Bahr’s indignation notwithstanding, Edwards already had a pretty good arsenal to unload on his opponent.

He previewed one of his upcoming TV advertisements for LouisianaVoice. As expected, he zeroed in on the $130 million in contracts that Graves’ father’s company received from the U.S. Army Corps of Engineers during the younger Graves’ tenure as president of the Coastal Protection and Restoration Authority (CPRA) and director of the Governor’s Office of Coastal Activities.

Edwards, at a Monday appearance before the Baton Rouge Press Club, also noted that the Graves’ father also subcontracted $66 million of that $130 million to some 18 other companies who have since contributed $250,000 to Graves’ campaign and $360,000 to Jindal.

Those points were brought by another candidate in the first primary, State Sen. Dan Claitor (R-Baton Rouge) but Edwards added a new twist during the press club appearance when he revealed that Graves’ brother-in-law stood to gain financially from a deal involving CPRA.

He said the Water Campus office complex and research center under construction in Baton Rouge, will house the agency Graves once headed. The leasing agent for office space in the facility, Edwards said, is Randy White, Graves’ brother-in-law. “They’re going to lease one million square feet of office space at probably $25 to $50 per square foot,” he said. “At a commission of 2 or 3 percent, that’s a $1 million a year.”

The former governor also expressed his disappointment at Graves’ tactic of sending out letters leading up to the Nov. 4 first primary in which he hinted that Republican candidate Paul Dietzel, III was gay. “He (Graves) repeated over and over that Dietzel had never married, lives with his grandmother, and had performed work on behalf of gay organizations,” Edwards said. “There is no place in today’s society for that type of attack.”

Edwards said the motive for Graves’ attack was obvious. “Up to the time those letters went out, he and Dietzel were neck and neck for the second spot in the runoff against me.

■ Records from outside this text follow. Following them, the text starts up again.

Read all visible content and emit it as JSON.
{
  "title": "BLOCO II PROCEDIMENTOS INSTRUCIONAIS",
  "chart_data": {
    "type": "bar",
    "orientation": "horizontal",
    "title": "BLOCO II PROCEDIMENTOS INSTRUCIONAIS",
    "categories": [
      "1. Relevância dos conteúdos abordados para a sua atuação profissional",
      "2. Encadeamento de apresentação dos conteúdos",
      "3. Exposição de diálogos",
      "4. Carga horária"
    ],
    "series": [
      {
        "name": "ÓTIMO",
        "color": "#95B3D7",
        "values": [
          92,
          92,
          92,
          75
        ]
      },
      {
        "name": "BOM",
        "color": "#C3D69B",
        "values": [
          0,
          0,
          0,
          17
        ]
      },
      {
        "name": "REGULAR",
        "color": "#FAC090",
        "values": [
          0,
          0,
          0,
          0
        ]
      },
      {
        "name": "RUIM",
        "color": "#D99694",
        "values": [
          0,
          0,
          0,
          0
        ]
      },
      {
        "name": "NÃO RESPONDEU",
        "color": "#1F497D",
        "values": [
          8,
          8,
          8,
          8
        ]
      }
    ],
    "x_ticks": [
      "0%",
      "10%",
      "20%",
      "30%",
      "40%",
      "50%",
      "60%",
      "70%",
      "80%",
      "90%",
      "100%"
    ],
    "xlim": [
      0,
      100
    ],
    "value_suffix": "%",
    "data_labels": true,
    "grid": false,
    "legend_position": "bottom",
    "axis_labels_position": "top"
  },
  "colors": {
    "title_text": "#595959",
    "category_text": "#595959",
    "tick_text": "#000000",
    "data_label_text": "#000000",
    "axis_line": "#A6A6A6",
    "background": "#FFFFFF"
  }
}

It was the act of a desperate man and a man who was hand-picked by our governor to continue the policies put in place by Jindal.

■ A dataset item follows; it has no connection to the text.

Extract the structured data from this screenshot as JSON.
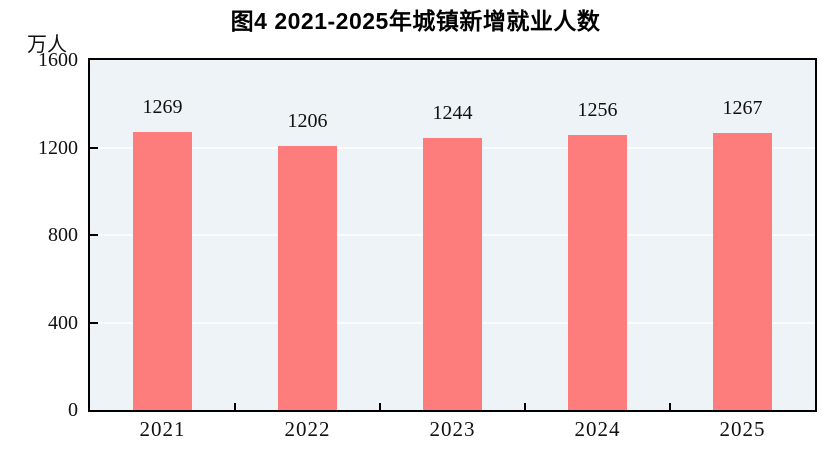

“Jindal’s approval rating is every bit as deplorable as Obama’s,” Edwards said. “And a vote for Graves is a vote to continue down the same road that Jindal has taken the state during his administration. Personally, I don’t think this state can afford a continuation of those policies.”

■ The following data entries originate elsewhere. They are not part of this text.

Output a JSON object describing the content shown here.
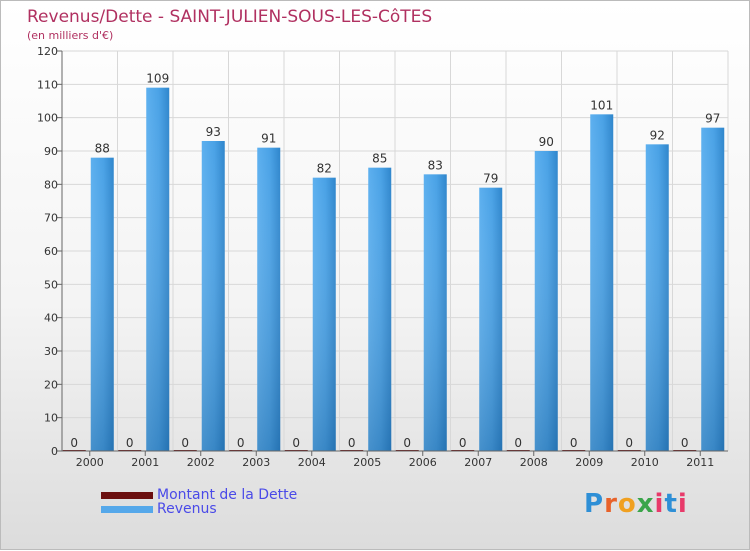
{
  "chart_data": {
    "type": "bar",
    "title": "Revenus/Dette - SAINT-JULIEN-SOUS-LES-CôTES",
    "subtitle": "(en milliers d'€)",
    "categories": [
      "2000",
      "2001",
      "2002",
      "2003",
      "2004",
      "2005",
      "2006",
      "2007",
      "2008",
      "2009",
      "2010",
      "2011"
    ],
    "series": [
      {
        "name": "Montant de la Dette",
        "color": "#6b0f0f",
        "values": [
          0,
          0,
          0,
          0,
          0,
          0,
          0,
          0,
          0,
          0,
          0,
          0
        ]
      },
      {
        "name": "Revenus",
        "color": "#3d96d9",
        "values": [
          88,
          109,
          93,
          91,
          82,
          85,
          83,
          79,
          90,
          101,
          92,
          97
        ]
      }
    ],
    "ylim": [
      0,
      120
    ],
    "yticks": [
      0,
      10,
      20,
      30,
      40,
      50,
      60,
      70,
      80,
      90,
      100,
      110,
      120
    ],
    "grid": true,
    "legend": "bottom-left"
  },
  "legend": {
    "items": [
      {
        "label": "Montant de la Dette",
        "color": "#6b0f0f"
      },
      {
        "label": "Revenus",
        "color": "#55a8ea"
      }
    ]
  },
  "logo": {
    "letters": [
      "P",
      "r",
      "o",
      "x",
      "i",
      "t",
      "i"
    ],
    "text": "Proxiti"
  }
}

Bahr, his blog, included a link to Louisiana Civil Service rules on public employees’ participation in political campaign and though the rules are different for classified and unclassified employees like Zeringue, Bahr said he nonetheless felt it wrong for Zeringue to interject himself into partisan politics. http://www.civilservice.louisiana.gov/files/general_circulars/2011/gc2011-020.pdf

One of Bahr’s readers added this comment to his blog:

“A key part of Graves’ legacy is the degrading of CPRA’s standing as a supposedly objective body. Pushing them to pass a resolution opposing the SE La Flood Protection Authority lawsuit was a key step. Using the meeting for theatrics attacking the feds every month was another. CPRA has continued on this path in his absence by passing a resolution opposing the EPA’s proposed “Waters of the U.S.” designation, with no real discussion of the actual rule/regulation. In the bubble that Louisiana inhabits, no one is supposed to see this for what it is. That bubble will be popped when the state sees how national support for restoration has been eroded.”

So while Edwards has been relatively quiet up to this point (as opposed to the incessant barrage of attack ads from both Landrieu and Cassidy), that will change beginning next Tuesday—just in time for his only scheduled head-to-head debate with Graves in Denham Springs that same day.

If he is successful in linking Graves to his former boss, Jindal’s low poll numbers coupled with the animosity Jindal has single-handedly created between himself and teachers, state employees and higher education officials during almost seven years as governor, it could spell trouble for Graves. And Edwards, the sly old warrior that he is, might yet have a trick or two up his sleeve.

To paraphrase actress Bette Davis in the movie All About Eve, Fasten your seatbelts, it’s going to be a bumpy ride.